The NZMA are seeking feedback on the name of the PA profession and we need to share that we support the term “associate” and that any confusion about roles, and who is being seen, can be addressed by ensuring that every member of the clinical team (including doctors) wear a name badge identifying who they are and what their role is.

Patient safety and the UK Leng Review

A key issue for us, and the community at large, is whether as a regulated profession PAs are safe, and how we ensure patients are kept safe.

The “Leng review” published in the UK in July 2025 undertook a review of the safety of the PA role after high-profile media interest following some poor outcomes involving teams including PAs.
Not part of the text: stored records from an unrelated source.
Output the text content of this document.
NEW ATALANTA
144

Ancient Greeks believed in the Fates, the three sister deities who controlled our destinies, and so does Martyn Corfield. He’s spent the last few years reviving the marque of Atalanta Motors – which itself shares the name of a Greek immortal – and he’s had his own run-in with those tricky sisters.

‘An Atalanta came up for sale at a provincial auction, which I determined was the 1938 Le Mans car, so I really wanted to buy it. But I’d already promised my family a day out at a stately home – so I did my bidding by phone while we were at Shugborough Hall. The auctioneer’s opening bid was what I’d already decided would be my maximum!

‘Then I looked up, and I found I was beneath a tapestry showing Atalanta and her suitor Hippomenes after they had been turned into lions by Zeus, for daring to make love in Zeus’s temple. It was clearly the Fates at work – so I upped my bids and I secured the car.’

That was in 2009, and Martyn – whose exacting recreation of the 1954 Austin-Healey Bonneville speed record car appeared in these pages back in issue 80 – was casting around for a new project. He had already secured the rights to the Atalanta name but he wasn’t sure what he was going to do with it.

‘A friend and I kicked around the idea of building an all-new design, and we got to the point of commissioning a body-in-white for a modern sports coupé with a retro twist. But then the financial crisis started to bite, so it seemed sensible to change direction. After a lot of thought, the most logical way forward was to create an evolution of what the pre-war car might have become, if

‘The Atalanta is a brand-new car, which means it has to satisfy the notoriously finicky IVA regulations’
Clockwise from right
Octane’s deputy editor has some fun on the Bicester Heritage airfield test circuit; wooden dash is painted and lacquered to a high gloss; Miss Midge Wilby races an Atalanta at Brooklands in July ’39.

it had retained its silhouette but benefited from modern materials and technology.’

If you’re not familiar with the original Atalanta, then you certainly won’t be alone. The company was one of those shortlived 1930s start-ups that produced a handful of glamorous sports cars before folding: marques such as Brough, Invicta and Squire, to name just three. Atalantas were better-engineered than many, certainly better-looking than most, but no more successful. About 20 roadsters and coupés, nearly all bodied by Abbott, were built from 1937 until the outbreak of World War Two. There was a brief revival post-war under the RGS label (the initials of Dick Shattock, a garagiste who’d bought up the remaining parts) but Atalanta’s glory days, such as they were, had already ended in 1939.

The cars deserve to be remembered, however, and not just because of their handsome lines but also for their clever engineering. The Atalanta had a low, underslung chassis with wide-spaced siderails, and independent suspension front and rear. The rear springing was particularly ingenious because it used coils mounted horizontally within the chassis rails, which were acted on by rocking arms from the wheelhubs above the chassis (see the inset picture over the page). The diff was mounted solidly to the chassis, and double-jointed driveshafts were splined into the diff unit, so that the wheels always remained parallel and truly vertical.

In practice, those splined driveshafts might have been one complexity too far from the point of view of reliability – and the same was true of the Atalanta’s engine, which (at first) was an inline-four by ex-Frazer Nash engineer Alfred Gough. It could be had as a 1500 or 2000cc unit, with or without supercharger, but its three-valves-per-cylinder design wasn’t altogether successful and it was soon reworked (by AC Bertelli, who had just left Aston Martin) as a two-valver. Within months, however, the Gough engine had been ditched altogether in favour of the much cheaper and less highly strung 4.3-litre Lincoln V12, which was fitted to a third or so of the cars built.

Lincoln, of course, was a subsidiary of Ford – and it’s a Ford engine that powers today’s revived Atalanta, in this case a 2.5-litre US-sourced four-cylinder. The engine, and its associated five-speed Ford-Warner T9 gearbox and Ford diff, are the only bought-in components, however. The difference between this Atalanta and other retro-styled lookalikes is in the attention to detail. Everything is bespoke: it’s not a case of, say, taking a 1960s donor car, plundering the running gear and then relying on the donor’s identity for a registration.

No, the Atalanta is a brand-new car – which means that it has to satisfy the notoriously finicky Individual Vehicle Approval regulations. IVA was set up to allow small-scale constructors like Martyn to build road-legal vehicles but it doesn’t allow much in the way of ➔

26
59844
The review itself highlighted that there is no evidence that patients are less safe, or have poorer outcomes, when the team that cares for them includes a PA. It indicates that the reason for its conclusions were based in the anecdotal evidence and pressure being applied by the medical unions and professional bodies on the PA profession.

This undermines significantly the validity of the conclusions drawn, most impactfully where they recommend that PAs should not see undifferentiated patients.

The NZMC regulation currently indicates that PAs can support a diagnosis being developed; this is a reflection of the Leng review in the New Zealand context.

We need to feedback that PAs should be allowed to use their skills to diagnose and participate fully in patient care, the caveat that they "contribute” to diagnosis needs to be removed from the recommendations.